Some investors are predicting a sell-off in low-grade corporate bonds by lenders rushing to avoid penalties, which would further strain the financial system and rattle investors.
After skipping open market operations for 13 consecutive sessions -- saying liquidity was relatively high -- the People’s Bank of China (PBOC) injected 110 billion yuan ($15.98 billion) into the interbank market via reverse bond repurchase agreements on Thursday.
It added another 83.9 trillion yuan through its pledged supplementary lending facility (PSL).
“This reflects the central bank’s intention to ease worries of a liquidity shortage,” said Wang Jingjie, a bond analyst at GF Futures.
Wang said 217 billion yuan worth of Medium-term Lending Facility (MLF) loans matured on Thursday, draining cash from the market.
In recent months, the PBOC has shifted to a focus on liquidity management to guide short-term interest rates and squeeze financial institutions and speculators which it believes to be too highly leveraged.
Underscoring the potential liquidity swings from maturing debt instruments, China has about 4 trillion yuan worth of outstanding MLFs, which are PBOC loans with a maturity period of up to 12 months.
The PBOC last month completed its most rigorous quarterly inspection of the nation’s banks to date to get a better idea of the problems it is facing.

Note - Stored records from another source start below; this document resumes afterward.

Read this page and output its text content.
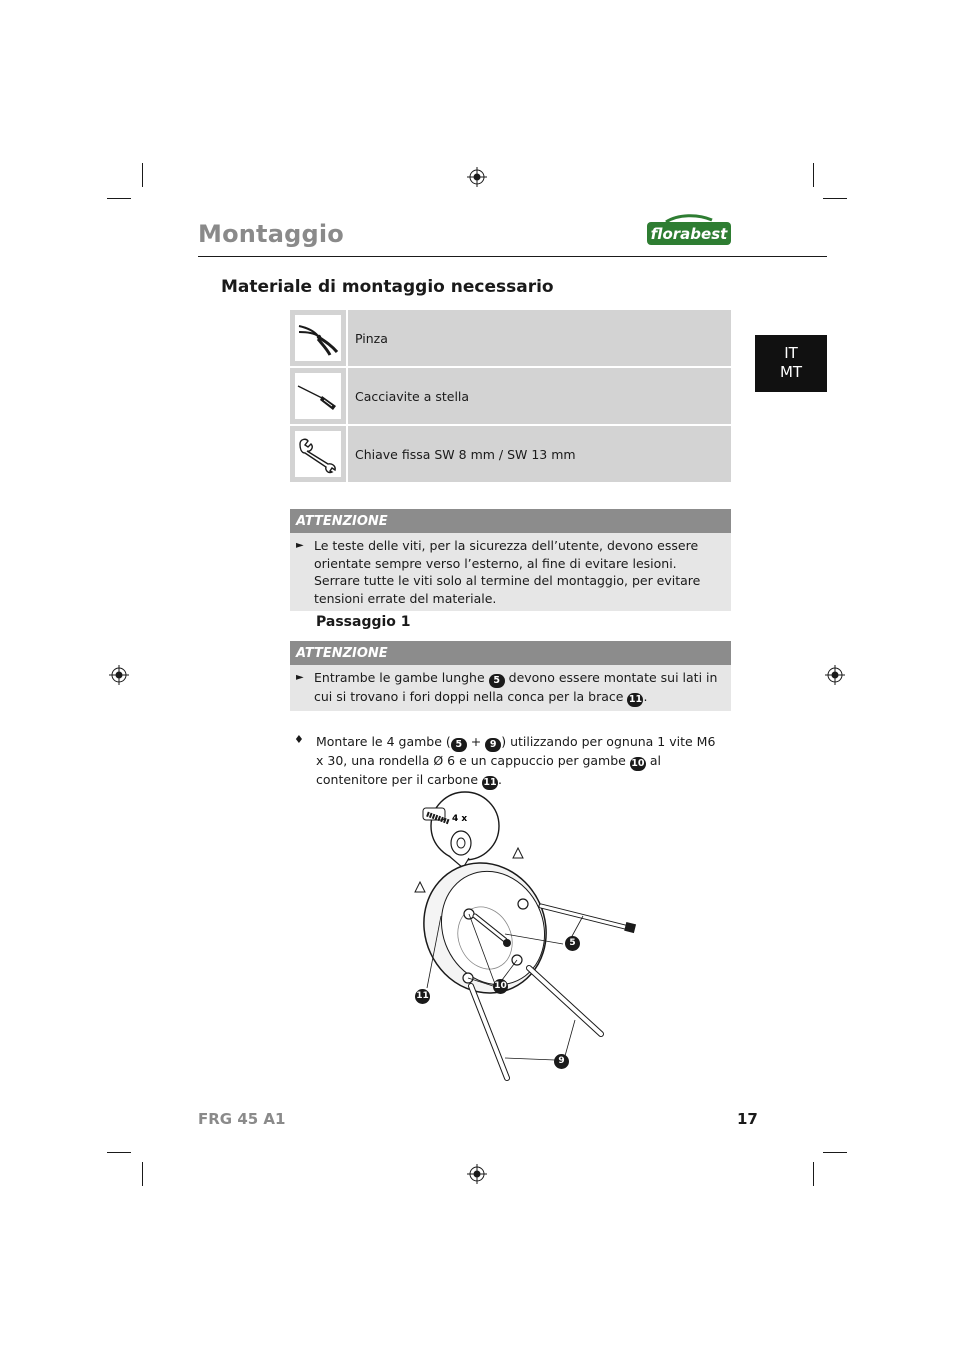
Montaggio	florabest
IT
MT
Materiale di montaggio necessario
Pinza
Cacciavite a stella
Chiave fissa SW 8 mm / SW 13 mm
ATTENZIONE
► Le teste delle viti, per la sicurezza dell’utente, devono essere orientate sempre verso l’esterno, al fine di evitare lesioni. Serrare tutte le viti solo al termine del montaggio, per evitare tensioni errate del materiale.
Passaggio 1
ATTENZIONE
► Entrambe le gambe lunghe 5 devono essere montate sui lati in cui si trovano i fori doppi nella conca per la brace 11.
♦ Montare le 4 gambe ( 5 + 9 ) utilizzando per ognuna 1 vite M6 x 30, una rondella Ø 6 e un cappuccio per gambe 10 al contenitore per il carbone 11.
4 x
5
10
11
9
FRG 45 A1	17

For the first time since it was launched last year, the Macro Prudential Assessment, or MPA, included off-balance sheet wealth management products to give authorities a better sense of potential risks to the financial system.
The China Banking Regulatory Commission (CBRC) this week told lenders to conduct checks on improper trading, incentives and innovative financing methods.

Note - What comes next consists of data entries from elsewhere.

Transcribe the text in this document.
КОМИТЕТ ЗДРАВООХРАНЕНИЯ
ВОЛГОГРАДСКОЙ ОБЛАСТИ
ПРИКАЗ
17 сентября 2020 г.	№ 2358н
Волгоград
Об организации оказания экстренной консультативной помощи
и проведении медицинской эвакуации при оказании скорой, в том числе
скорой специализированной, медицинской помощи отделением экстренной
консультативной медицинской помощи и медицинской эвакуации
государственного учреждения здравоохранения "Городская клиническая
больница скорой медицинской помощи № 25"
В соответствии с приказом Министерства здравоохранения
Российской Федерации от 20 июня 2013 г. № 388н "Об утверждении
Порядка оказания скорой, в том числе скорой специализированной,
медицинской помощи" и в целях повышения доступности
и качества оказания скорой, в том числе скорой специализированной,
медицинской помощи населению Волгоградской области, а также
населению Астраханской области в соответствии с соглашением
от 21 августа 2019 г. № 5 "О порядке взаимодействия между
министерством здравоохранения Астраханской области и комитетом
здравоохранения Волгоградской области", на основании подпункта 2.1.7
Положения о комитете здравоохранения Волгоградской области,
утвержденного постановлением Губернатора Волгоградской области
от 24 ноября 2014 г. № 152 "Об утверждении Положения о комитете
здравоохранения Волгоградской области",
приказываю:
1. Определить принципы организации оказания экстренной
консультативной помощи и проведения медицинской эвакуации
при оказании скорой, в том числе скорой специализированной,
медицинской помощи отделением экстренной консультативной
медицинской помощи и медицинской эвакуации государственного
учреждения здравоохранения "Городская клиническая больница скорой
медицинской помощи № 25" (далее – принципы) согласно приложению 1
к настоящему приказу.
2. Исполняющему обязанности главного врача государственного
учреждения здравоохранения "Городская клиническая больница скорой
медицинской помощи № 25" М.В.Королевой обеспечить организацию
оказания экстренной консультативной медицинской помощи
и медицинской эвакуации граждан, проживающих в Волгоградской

Analysts say this could force banks to shrink their off-balance sheet investment activities, potentially hurting the bond market, a key destination for such investments.
“Depending on how strictly the clean-up is executed ... it is possible to see a sell-off in corporate bonds, especially those with low ratings,” said Zhou Li, president at bond-focused asset manager Rationalstone Investment.
He suspected that a sudden slump on Thursday in the shares of Ping An Insurance Group Co and Industrial Bank Co Ltd could be related to checks on shadow banking, and said the same could happen in the bond market as well.
The shares’ slide was believed to have been triggered by massive selling via a brokerage’s asset management account.
But Zhou retains some optimism toward China’s treasury bonds.